Interior Secretary Deb Haaland took steps today to speed the erasure of offensive monikers from public lands — including a blanket order that will eliminate an offensive term for Native American women from more than 650 federal sites.
Haaland, the first Native American to helm Interior, issued a pair of secretarial orders aimed at streamlining the process for amending place names, including the creation of a federal advisory committee to review and recommend changes.
"Racist terms have no place in our vernacular or on our federal lands. Our nation’s lands and waters should be places to celebrate the outdoors and our shared cultural heritage — not to perpetuate the legacies of oppression,” Haaland said in a statement.
Under Secretarial Order 3404, Haaland today declared "squaw" a derogatory term — noting its use as an "offensive ethnic, racial and sexist slur, particularly for Indigenous women" — and directed the creation of a 13-member Derogatory Geographic Names Task Force to identify and recommend new names for sites that include the term.
Haaland’s order highlights previous actions to strike offensive terms from federal sites, including then-Interior Secretary Stewart Udall’s decision in 1963 to remove a racist slur referring to Black people, resulting in the word "Negro" appearing in many place names instead. That replacement, now also offensive, is being replaced in many places (Greenwire, June 17, 2020).

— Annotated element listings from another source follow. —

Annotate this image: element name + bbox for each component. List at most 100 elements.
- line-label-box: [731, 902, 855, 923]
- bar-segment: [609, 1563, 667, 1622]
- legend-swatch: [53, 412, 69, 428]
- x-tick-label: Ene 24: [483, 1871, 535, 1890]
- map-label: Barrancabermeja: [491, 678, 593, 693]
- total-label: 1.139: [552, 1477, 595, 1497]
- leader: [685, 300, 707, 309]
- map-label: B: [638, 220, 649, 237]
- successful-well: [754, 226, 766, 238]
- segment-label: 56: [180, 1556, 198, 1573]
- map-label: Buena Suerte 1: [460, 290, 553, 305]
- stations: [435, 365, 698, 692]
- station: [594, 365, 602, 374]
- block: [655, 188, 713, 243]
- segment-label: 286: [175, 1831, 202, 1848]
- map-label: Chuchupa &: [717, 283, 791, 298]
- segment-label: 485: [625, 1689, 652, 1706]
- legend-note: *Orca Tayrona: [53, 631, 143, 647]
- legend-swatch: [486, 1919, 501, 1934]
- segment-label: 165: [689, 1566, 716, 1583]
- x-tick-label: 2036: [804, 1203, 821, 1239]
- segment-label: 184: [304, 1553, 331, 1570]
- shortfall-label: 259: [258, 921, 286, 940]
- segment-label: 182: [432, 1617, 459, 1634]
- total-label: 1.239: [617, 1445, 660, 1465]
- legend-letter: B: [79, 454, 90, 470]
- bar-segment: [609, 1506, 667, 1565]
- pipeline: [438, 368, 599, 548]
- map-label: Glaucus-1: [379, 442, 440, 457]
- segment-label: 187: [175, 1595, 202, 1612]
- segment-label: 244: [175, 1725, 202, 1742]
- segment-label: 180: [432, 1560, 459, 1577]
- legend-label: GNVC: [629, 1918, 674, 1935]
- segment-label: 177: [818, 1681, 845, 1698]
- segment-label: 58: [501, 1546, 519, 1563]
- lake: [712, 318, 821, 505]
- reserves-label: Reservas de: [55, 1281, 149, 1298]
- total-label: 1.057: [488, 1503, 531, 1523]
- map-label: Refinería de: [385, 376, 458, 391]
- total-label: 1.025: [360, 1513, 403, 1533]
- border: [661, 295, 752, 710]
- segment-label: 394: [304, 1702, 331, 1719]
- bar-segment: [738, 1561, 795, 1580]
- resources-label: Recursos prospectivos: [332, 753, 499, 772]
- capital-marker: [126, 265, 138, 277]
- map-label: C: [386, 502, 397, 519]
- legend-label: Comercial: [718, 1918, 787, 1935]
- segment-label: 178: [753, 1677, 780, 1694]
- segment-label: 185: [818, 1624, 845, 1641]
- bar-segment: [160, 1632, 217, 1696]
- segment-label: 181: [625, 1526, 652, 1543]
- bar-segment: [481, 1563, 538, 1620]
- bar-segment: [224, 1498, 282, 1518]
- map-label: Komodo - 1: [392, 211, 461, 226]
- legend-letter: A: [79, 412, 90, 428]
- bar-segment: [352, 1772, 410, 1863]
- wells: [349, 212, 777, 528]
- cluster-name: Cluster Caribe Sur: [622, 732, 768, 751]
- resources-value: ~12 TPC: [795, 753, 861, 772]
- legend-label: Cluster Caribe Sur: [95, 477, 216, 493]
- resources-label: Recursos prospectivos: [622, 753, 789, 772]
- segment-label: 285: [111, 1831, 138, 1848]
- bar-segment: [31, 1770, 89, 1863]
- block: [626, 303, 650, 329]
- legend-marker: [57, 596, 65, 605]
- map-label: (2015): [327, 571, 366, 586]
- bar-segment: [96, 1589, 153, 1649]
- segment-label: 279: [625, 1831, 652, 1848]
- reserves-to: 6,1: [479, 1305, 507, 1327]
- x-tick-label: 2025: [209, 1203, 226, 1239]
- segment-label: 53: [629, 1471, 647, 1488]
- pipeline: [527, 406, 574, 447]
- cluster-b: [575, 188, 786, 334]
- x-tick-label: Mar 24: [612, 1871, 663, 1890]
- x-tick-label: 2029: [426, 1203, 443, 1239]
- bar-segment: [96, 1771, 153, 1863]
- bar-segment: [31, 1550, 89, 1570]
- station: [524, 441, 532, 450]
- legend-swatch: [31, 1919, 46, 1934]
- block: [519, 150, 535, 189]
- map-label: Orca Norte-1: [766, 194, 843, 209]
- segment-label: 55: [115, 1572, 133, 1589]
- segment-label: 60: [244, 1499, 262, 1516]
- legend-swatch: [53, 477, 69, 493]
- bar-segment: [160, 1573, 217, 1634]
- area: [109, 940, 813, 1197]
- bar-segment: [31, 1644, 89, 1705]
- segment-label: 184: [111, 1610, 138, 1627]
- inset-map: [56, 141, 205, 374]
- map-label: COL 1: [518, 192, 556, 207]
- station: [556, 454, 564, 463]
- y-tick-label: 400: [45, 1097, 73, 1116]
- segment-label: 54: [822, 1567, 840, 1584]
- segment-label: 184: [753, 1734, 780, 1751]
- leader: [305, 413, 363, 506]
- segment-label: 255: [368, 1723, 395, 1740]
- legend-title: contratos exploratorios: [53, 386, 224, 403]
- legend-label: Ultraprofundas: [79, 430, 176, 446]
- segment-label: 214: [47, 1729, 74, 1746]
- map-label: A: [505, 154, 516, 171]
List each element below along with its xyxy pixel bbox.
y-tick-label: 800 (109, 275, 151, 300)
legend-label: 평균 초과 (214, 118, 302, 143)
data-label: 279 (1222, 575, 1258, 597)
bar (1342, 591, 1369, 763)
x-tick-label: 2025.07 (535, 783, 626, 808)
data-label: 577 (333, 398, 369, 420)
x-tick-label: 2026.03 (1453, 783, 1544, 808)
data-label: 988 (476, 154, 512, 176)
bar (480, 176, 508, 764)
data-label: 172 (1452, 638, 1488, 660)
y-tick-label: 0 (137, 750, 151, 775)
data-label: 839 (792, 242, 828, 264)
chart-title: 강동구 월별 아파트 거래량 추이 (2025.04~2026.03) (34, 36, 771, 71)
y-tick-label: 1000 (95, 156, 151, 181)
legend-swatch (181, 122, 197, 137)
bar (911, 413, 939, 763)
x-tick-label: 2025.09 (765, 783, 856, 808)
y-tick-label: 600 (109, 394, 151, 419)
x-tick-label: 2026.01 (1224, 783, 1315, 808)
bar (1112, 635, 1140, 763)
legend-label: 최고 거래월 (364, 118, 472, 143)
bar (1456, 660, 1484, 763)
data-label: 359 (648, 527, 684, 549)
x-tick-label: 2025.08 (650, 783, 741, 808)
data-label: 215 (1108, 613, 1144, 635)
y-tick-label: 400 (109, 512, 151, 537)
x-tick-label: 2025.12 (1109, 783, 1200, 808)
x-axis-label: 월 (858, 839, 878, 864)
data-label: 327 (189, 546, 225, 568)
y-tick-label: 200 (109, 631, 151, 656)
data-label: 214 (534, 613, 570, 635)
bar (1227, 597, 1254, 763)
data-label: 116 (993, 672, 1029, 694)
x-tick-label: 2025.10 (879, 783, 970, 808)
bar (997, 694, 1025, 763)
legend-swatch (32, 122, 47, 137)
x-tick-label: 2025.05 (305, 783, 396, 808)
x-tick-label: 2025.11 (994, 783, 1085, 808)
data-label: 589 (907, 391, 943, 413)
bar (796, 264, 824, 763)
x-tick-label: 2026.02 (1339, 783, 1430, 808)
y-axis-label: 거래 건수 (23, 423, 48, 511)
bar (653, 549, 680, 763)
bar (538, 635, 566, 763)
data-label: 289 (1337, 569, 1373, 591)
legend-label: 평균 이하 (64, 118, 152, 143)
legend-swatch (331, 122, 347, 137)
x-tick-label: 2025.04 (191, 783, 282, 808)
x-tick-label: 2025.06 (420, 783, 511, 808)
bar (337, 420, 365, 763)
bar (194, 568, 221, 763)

"When referring to the pejorative term for ‘African-Americans’, Secretary Udall commented ‘[w]hatever the overtones of the word were in the past, unquestionably a great many people now consider it derogatory or worse,’" Haaland’s order states. "The time has come to recognize that the term ‘squaw’ is no less derogatory than others which have been identified and should also be erased from the National landscape and forever replaced."
The order likewise notes a 1974 decision from the Board on Geographic Names (BGN) — the federal body that reviews and votes on name changes — to substitute "Japanese" for sites that included a shortened version of the word often used as an insult (Greenwire, Sept. 22).
Haaland’s order starts a 300-day clock — including time for public comment and tribal consultation — for the naming board to issue a determination on those changes.
Under Secretarial Order 3405, Haaland also aims to more broadly review derogatory geographic names.
That order directs the National Park Service to create a "Federal Advisory Committee on Reconciliation in Place Names" tasked with setting up a process to more quickly replace offensive names on federal lands.
"By design, the BGN relies on individuals and community representatives to provide name-replacement proposals. The Federal Advisory Committee established pursuant to this Order will help facilitate development and review of these proposals," the order states.
The 17-member committee will include at least four citizens of Native American tribes; one member of a tribal organization; one member of a Native Hawaiian organization; four individuals with backgrounds in civil rights or race relations; four people with expertise in anthropology, cultural studies, geography or history; and three people who will "represent the general public."